Ecommerce Use Case: How Machine Learning Can Increase Profits
Want to increase your sales? Here’s a detailed case study on how ecommerce companies can leverage profits with machine learning algorithms.
Table of Contents
Ecommerce is becoming a very crowded space. Competing businesses can sell their products all over the planet, and getting a good piece of the marketplace is harder and harder to accomplish.
Most eCommerce entrepreneurs have mastered content marketing. They understand the concepts of building relationships with customers, of keeping each content marketing platform engaging and up-to-date. They build their email lists and retain users with creative campaigns. They are even moving into geo-location and personalization with their content outreach. And still, they are not able to increase sales performance for all of their efforts.
Table of Contents
The Answer Lies in eCommerce Analytics and Data Science
When e-commerce companies are asked about how they are using analytics and data, there seems to be a disconnect. More than half of Fortune 500 companies are actually using big data to analyze their websites for traffic, user experience, and behavior, in order to gather the information to alter user behavior. But small and mid-sized e-commerce businesses have not taken the full advantage of the data science and big data analytics that is out there. There are two reasons for this:
- They may use Google data analytics and generate plenty of reports that show areas of weakness, but they are not sure how to effectively correct those weaknesses.
- They may believe that they have to hire a data scientist like the “big boys” do, who can not only collect and analyze but who can then collaborate with marketing staff to develop complex and expensive strategies. Such strategies will address challenges (traffic patterns, bounce spots, and rates, etc.), and, as well, analyze specific customer behaviors and how those behaviors can be targeted to increase sales in the future. It’s pretty amazing stuff, actually, and much of it is accomplished through data science machine learning, allowing machines to use algorithms and math to solve specific problems better than humans can.
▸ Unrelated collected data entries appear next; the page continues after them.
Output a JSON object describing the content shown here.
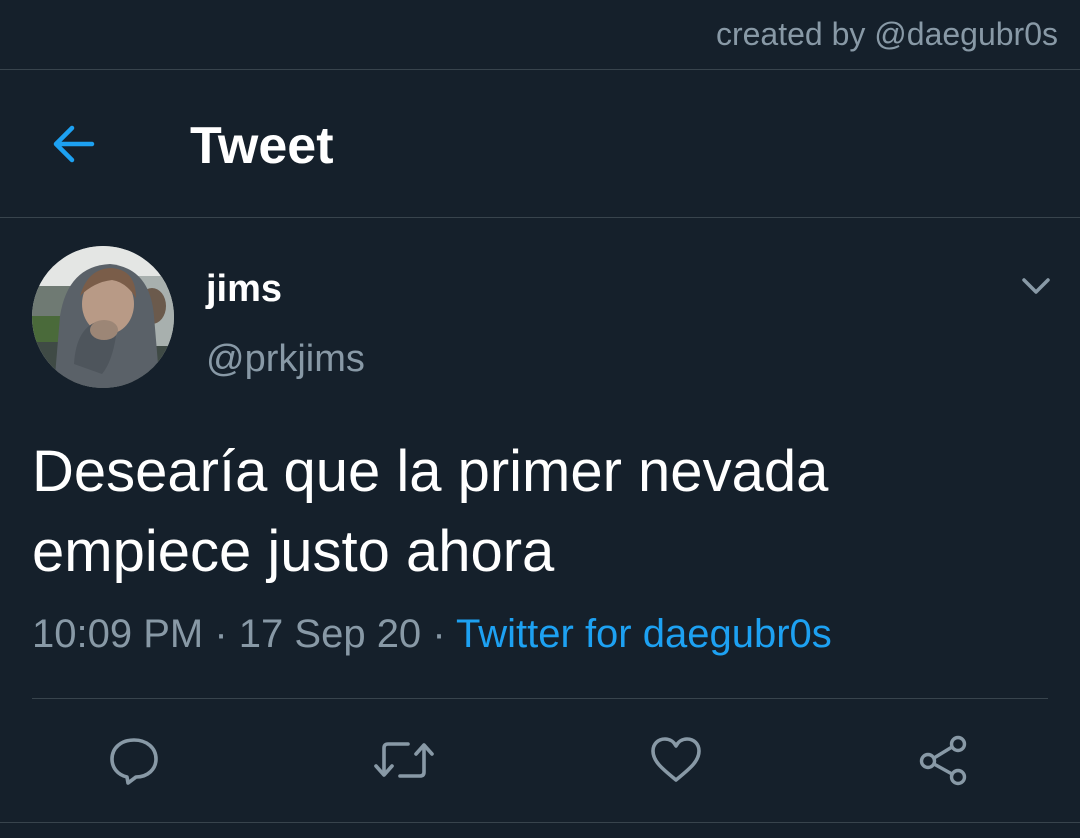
{
  "credit": "created by @daegubr0s",
  "header": {
    "title": "Tweet",
    "back_icon": "arrow-left-icon"
  },
  "tweet": {
    "display_name": "jims",
    "handle": "@prkjims",
    "text_lines": [
      "Desearía que la primer nevada",
      "empiece justo ahora"
    ],
    "time": "10:09 PM",
    "date": "17 Sep 20",
    "separator": "·",
    "source": "Twitter for daegubr0s"
  },
  "actions": [
    {
      "name": "reply",
      "icon": "speech-bubble-icon"
    },
    {
      "name": "retweet",
      "icon": "retweet-icon"
    },
    {
      "name": "like",
      "icon": "heart-icon"
    },
    {
      "name": "share",
      "icon": "share-icon"
    }
  ],
  "colors": {
    "background": "#15202b",
    "accent": "#1da1f2",
    "secondary_text": "#8899a6",
    "divider": "#38444d"
  }
}
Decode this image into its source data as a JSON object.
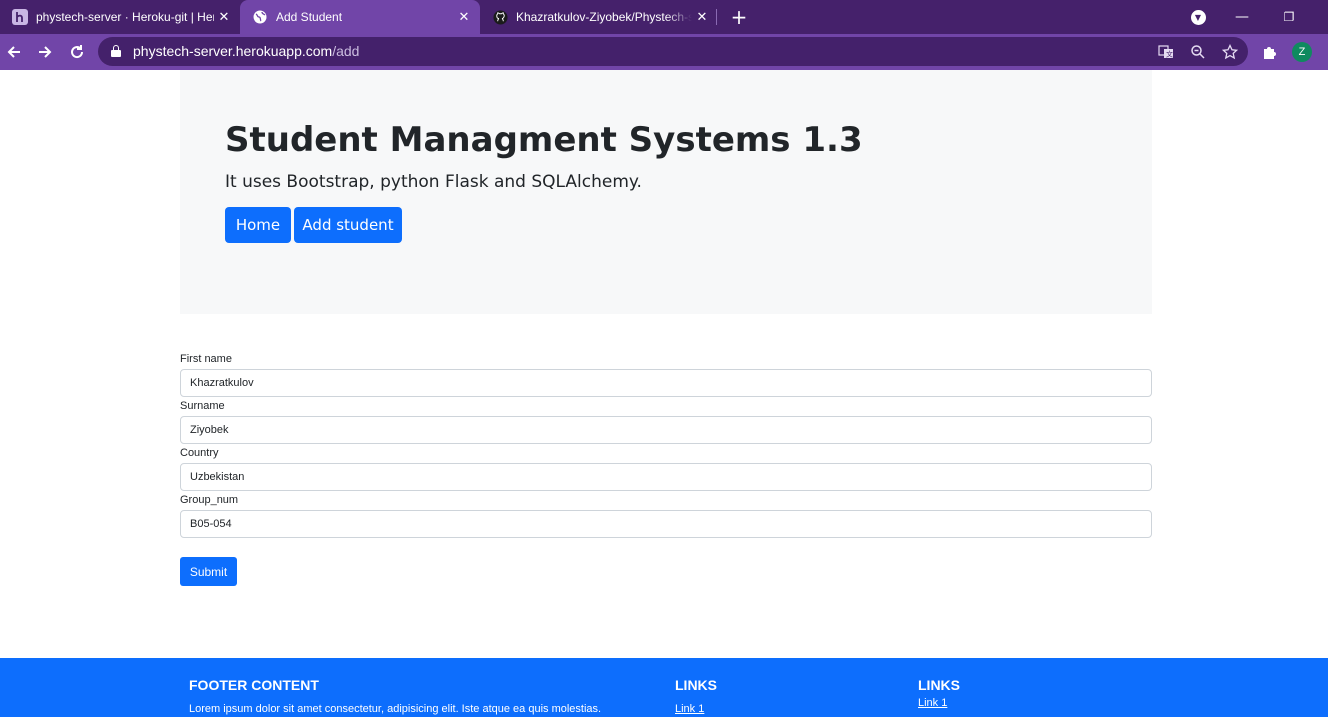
{
  "browser": {
    "tabs": [
      {
        "title": "phystech-server · Heroku-git | Her",
        "favicon": "heroku-icon",
        "active": false
      },
      {
        "title": "Add Student",
        "favicon": "globe-icon",
        "active": true
      },
      {
        "title": "Khazratkulov-Ziyobek/Phystech-s",
        "favicon": "github-icon",
        "active": false
      }
    ],
    "new_tab": "+",
    "close_glyph": "✕",
    "url_host": "phystech-server.herokuapp.com",
    "url_path": "/add",
    "profile_initial": "Z",
    "colors": {
      "tabbar": "#45216b",
      "toolbar": "#7145a8",
      "omnibox": "#44216b"
    }
  },
  "page": {
    "title": "Student Managment Systems 1.3",
    "lead": "It uses Bootstrap, python Flask and SQLAlchemy.",
    "nav": {
      "home": "Home",
      "add_student": "Add student"
    },
    "form": {
      "first_name_label": "First name",
      "first_name_value": "Khazratkulov",
      "surname_label": "Surname",
      "surname_value": "Ziyobek",
      "country_label": "Country",
      "country_value": "Uzbekistan",
      "group_label": "Group_num",
      "group_value": "B05-054",
      "submit": "Submit"
    },
    "footer": {
      "heading": "FOOTER CONTENT",
      "text": "Lorem ipsum dolor sit amet consectetur, adipisicing elit. Iste atque ea quis molestias.",
      "links_heading_1": "LINKS",
      "link_1a": "Link 1",
      "links_heading_2": "LINKS",
      "link_2a": "Link 1"
    },
    "colors": {
      "primary": "#0d6efd",
      "jumbotron_bg": "#f7f8f9"
    }
  }
}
The truth is this: An eCommerce business of any size can take advantage of data science for business and use it to ramp up its customer base (and thus profits). For small and mid-sized businesses, this does not mean adding expensive big data, science experts. It means contracting out with a service that has the data scientists who can collect the data, organize and analyze it, develop models, and then collaborate with others on their teams to make recommendations to an eCommerce business, including eCommerce analytics conversion rate.
Why Data Science?
If you have purchased anything on Amazon recently, you will see some interesting things pop up, as you search for products and ultimately make a purchase. One of the most prominent features you will see is the statement: “Other customers who purchased this product also purchased these.” And then additional products will be displayed for your viewing.
Data science for e-commerce analytics
has been used to group you with customers who may be of the same age range, the same sex, and with the same interests that you have. Data science is tracking your behavior and offering other potential purchases to you, based upon all of these factors. Chances are you will look at those other products, may purchase one or two, or at least be aware that they exist so that you may return and purchase them. Big data eCommerce analysis allowed Amazon to customize its website in real-time, just for you. And it can do much more.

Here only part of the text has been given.